OCR(Optical Character Recognition) consists of text localization + text recognition. (text localization finds where the characters are, and text recognition reads the letters.)
You can use this text localizaion model I have studied.
After performing localization, each text area is cropped and used as input for text recognition. An example of text recognition is typically the CRNN
Combining the text detector with a CRNN makes it possible to create an OCR engine that operates end-to-end.
CRNN is a network that combines CNN and RNN to process images containing sequence information such as letters.

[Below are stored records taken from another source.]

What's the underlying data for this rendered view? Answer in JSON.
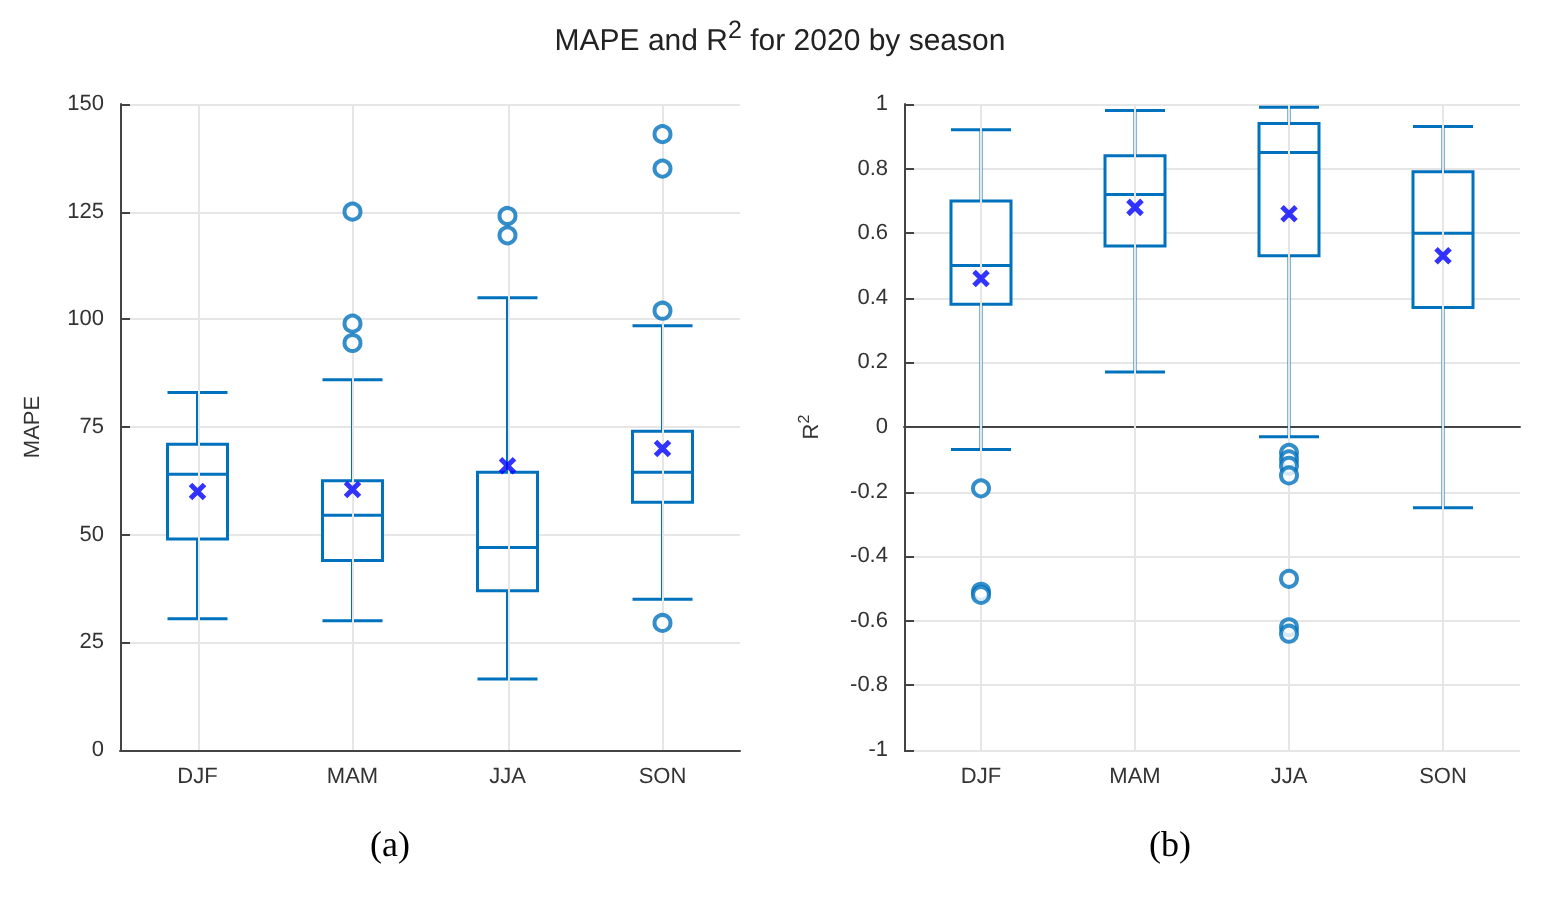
{
  "chart_data": [
    {
      "type": "box",
      "title": "MAPE and R$^{2}$ for 2020 by season",
      "ylabel": "MAPE",
      "annotations": [
        "(a)"
      ],
      "categories": [
        "DJF",
        "MAM",
        "JJA",
        "SON"
      ],
      "color": "#0072bd",
      "grid": true,
      "ylim": [
        0,
        150
      ],
      "yticks": [
        0,
        25,
        50,
        75,
        100,
        125,
        150
      ],
      "boxes": [
        {
          "low": 30.5,
          "q1": 49,
          "median": 64,
          "q3": 71,
          "high": 83,
          "mean": 60
        },
        {
          "low": 30,
          "q1": 44,
          "median": 54.5,
          "q3": 62.5,
          "high": 86,
          "mean": 60.5,
          "outliers": [
            94.5,
            99,
            125
          ]
        },
        {
          "low": 16.5,
          "q1": 37,
          "median": 47,
          "q3": 64.5,
          "high": 105,
          "mean": 66,
          "outliers": [
            119.5,
            124
          ]
        },
        {
          "low": 35,
          "q1": 57.5,
          "median": 64.5,
          "q3": 74,
          "high": 98.5,
          "mean": 70,
          "outliers": [
            29.5,
            102,
            135,
            143
          ]
        }
      ]
    },
    {
      "type": "box",
      "ylabel": "R$^{2}$",
      "annotations": [
        "(b)"
      ],
      "categories": [
        "DJF",
        "MAM",
        "JJA",
        "SON"
      ],
      "color": "#0072bd",
      "grid": true,
      "ylim": [
        -1,
        1
      ],
      "yticks": [
        -1,
        -0.8,
        -0.6,
        -0.4,
        -0.2,
        0,
        0.2,
        0.4,
        0.6,
        0.8,
        1
      ],
      "boxes": [
        {
          "low": -0.07,
          "q1": 0.38,
          "median": 0.5,
          "q3": 0.7,
          "high": 0.92,
          "mean": 0.46,
          "outliers": [
            -0.19,
            -0.51,
            -0.52
          ]
        },
        {
          "low": 0.17,
          "q1": 0.56,
          "median": 0.72,
          "q3": 0.84,
          "high": 0.98,
          "mean": 0.68
        },
        {
          "low": -0.03,
          "q1": 0.53,
          "median": 0.85,
          "q3": 0.94,
          "high": 0.99,
          "mean": 0.66,
          "outliers": [
            -0.08,
            -0.1,
            -0.12,
            -0.15,
            -0.47,
            -0.62,
            -0.64
          ]
        },
        {
          "low": -0.25,
          "q1": 0.37,
          "median": 0.6,
          "q3": 0.79,
          "high": 0.93,
          "mean": 0.53
        }
      ]
    }
  ]
}
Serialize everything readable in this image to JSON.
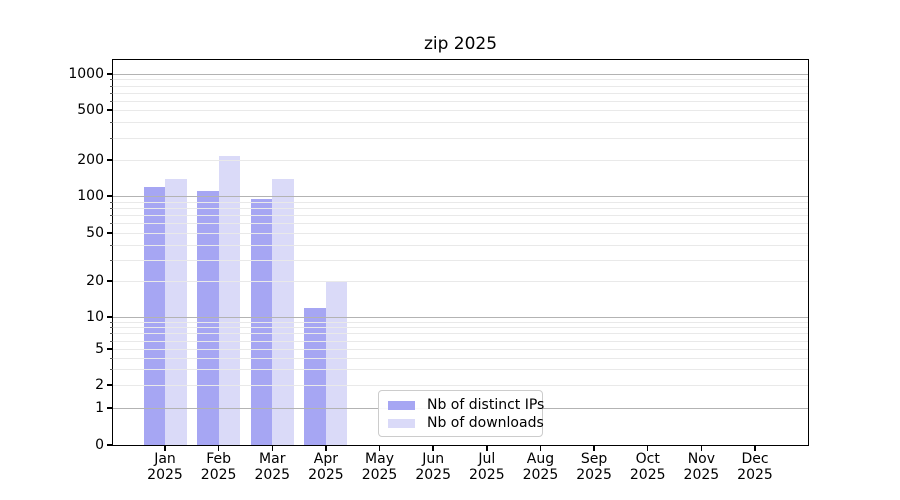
{
  "title": "zip 2025",
  "chart_data": {
    "type": "bar",
    "title": "zip 2025",
    "categories": [
      "Jan",
      "Feb",
      "Mar",
      "Apr",
      "May",
      "Jun",
      "Jul",
      "Aug",
      "Sep",
      "Oct",
      "Nov",
      "Dec"
    ],
    "year": "2025",
    "series": [
      {
        "name": "Nb of distinct IPs",
        "color": "#a6a6f3",
        "values": [
          120,
          110,
          95,
          12,
          0,
          0,
          0,
          0,
          0,
          0,
          0,
          0
        ]
      },
      {
        "name": "Nb of downloads",
        "color": "#dadaf8",
        "values": [
          140,
          215,
          140,
          20,
          0,
          0,
          0,
          0,
          0,
          0,
          0,
          0
        ]
      }
    ],
    "y_ticks": [
      0,
      1,
      2,
      5,
      10,
      20,
      50,
      100,
      200,
      500,
      1000
    ],
    "y_scale": "log-like with 0 baseline",
    "ylim": [
      0,
      1300
    ],
    "xlabel": "",
    "ylabel": "",
    "grid": "horizontal major and minor lines",
    "legend_position": "inside bottom, left of center",
    "colors": {
      "major_grid": "#b3b3b3",
      "minor_grid": "#e9e9e9",
      "spine": "#000000",
      "background": "#ffffff"
    }
  }
}
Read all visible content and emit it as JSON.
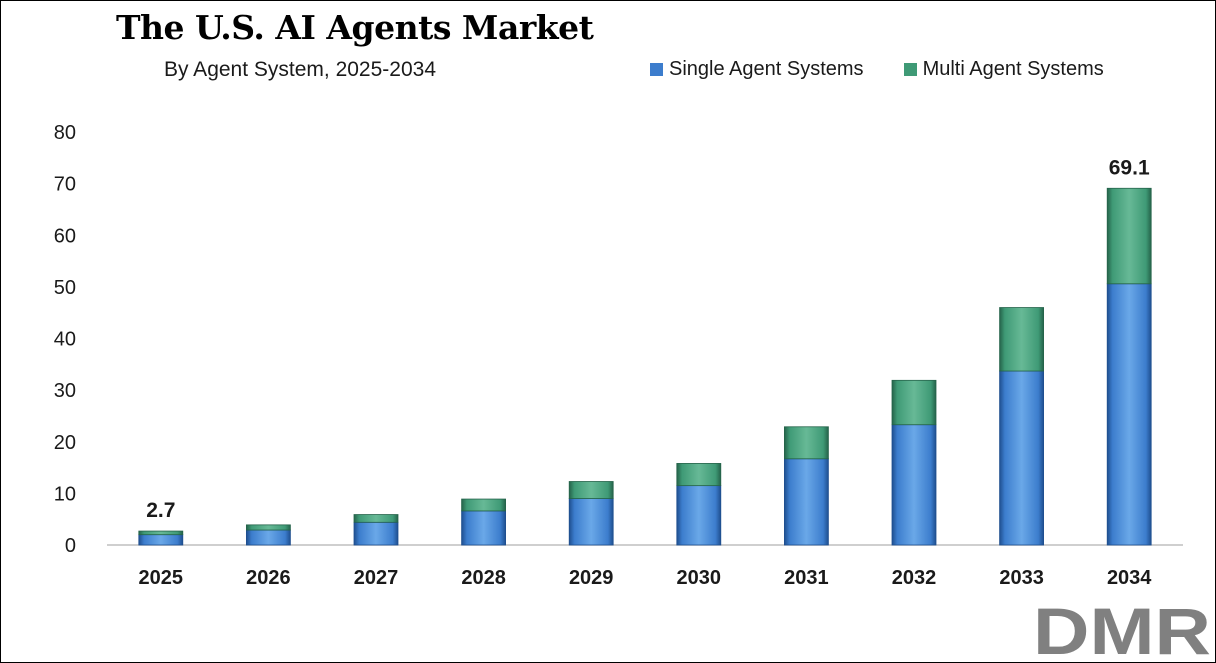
{
  "colors": {
    "single": "#3c7dcd",
    "single_dark": "#1f4f8f",
    "single_light": "#6aa8e8",
    "multi": "#3f9a76",
    "multi_dark": "#25634a",
    "multi_light": "#67b996",
    "logo_gray": "#808080",
    "logo_red": "#d9342b"
  },
  "logo": {
    "text": "DMR"
  },
  "chart_data": {
    "type": "bar",
    "stacked": true,
    "title": "The U.S. AI Agents Market",
    "subtitle": "By Agent System, 2025-2034",
    "xlabel": "",
    "ylabel": "",
    "categories": [
      "2025",
      "2026",
      "2027",
      "2028",
      "2029",
      "2030",
      "2031",
      "2032",
      "2033",
      "2034"
    ],
    "series": [
      {
        "name": "Single Agent Systems",
        "values": [
          2.0,
          2.9,
          4.4,
          6.6,
          9.0,
          11.5,
          16.7,
          23.3,
          33.7,
          50.6
        ]
      },
      {
        "name": "Multi Agent Systems",
        "values": [
          0.7,
          1.0,
          1.5,
          2.3,
          3.3,
          4.3,
          6.2,
          8.6,
          12.3,
          18.5
        ]
      }
    ],
    "totals_labels": [
      {
        "category": "2025",
        "text": "2.7"
      },
      {
        "category": "2034",
        "text": "69.1"
      }
    ],
    "ylim": [
      0,
      80
    ],
    "yticks": [
      "0",
      "10",
      "20",
      "30",
      "40",
      "50",
      "60",
      "70",
      "80"
    ],
    "grid": false,
    "legend_position": "top-right"
  }
}
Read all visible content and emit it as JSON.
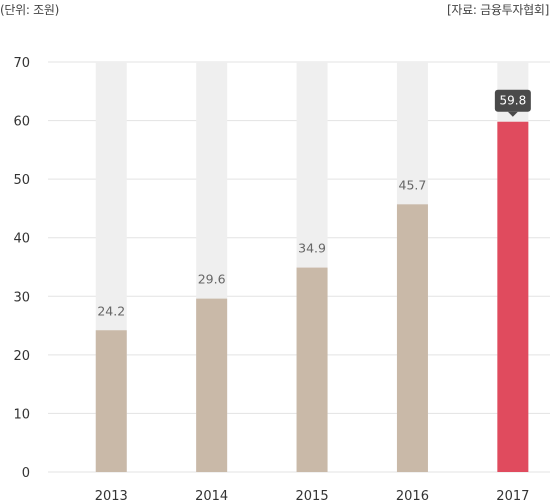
{
  "unit_text": "(단위: 조원)",
  "source_text": "[자료: 금융투자협회]",
  "colors": {
    "bar": "#c9b9a8",
    "bar_highlight": "#e04b5e",
    "track": "#efefef",
    "grid": "#e3e3e3",
    "tooltip_bg": "#4a4a4a"
  },
  "chart_data": {
    "type": "bar",
    "title": "",
    "xlabel": "",
    "ylabel": "",
    "categories": [
      "2013",
      "2014",
      "2015",
      "2016",
      "2017"
    ],
    "values": [
      24.2,
      29.6,
      34.9,
      45.7,
      59.8
    ],
    "value_labels": [
      "24.2",
      "29.6",
      "34.9",
      "45.7",
      "59.8"
    ],
    "highlight_index": 4,
    "ylim": [
      0,
      70
    ],
    "yticks": [
      0,
      10,
      20,
      30,
      40,
      50,
      60,
      70
    ],
    "grid": true,
    "legend": "none"
  }
}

It is mainly used for OCR technology and has the following advantages.
- End-to-end learning is possible.
- Sequence data of arbitrary length can be processed because of LSTM which is free in size of input and output sequence.
- There is no need for a detector or cropping technique to find each character one by one.
You can use CRNN for OCR, license plate recognition, text recognition, and so on. It depends on what data you are training.
I used a slightly modified version of the original CRNN model. (Input size : 70x30 -> 128x64 & more CNN Layer)
Extracts features through CNN Layer (VGGNet, ResNet ...).
Splits the features into a certain size and inserts them into the input of the Bidirectional LSTM or GRU.
Conversion of Feature-specific predictions to Label using CTC (Connectionist Temporal Classification).
I used CRNN to recognize catpcha.
I updated the captcha generator for those who lacked captcha pictures.
CRNN works well for license plate recognition as follows.
First, you need a lot of cropped captcha images.
(The captcha 1234 is indicated as "1234.jpg").
After creating training data in this way, put it in 'DB/train' directory and run training.py.
os : Ubuntu 16.04.4 LTS
GPU : Telas V100 (16GB)
Python : 3.6.5
Tensorflow : 1.9.0
Keras : 2.1.3
CUDA, CUDNN : 9.0, 7.0
File | Description |
---|---|
Model .py | Network using CNN (VGG) + Bidirectional LSTM |
Model_GRU. py | Network using CNN (VGG) + Bidirectional GRU |
Image_Generator. py | Image batch generator for training |
parameter. py | Parameters used in CRNN |
training. py | CRNN training |
Prediction. py | CRNN prediction |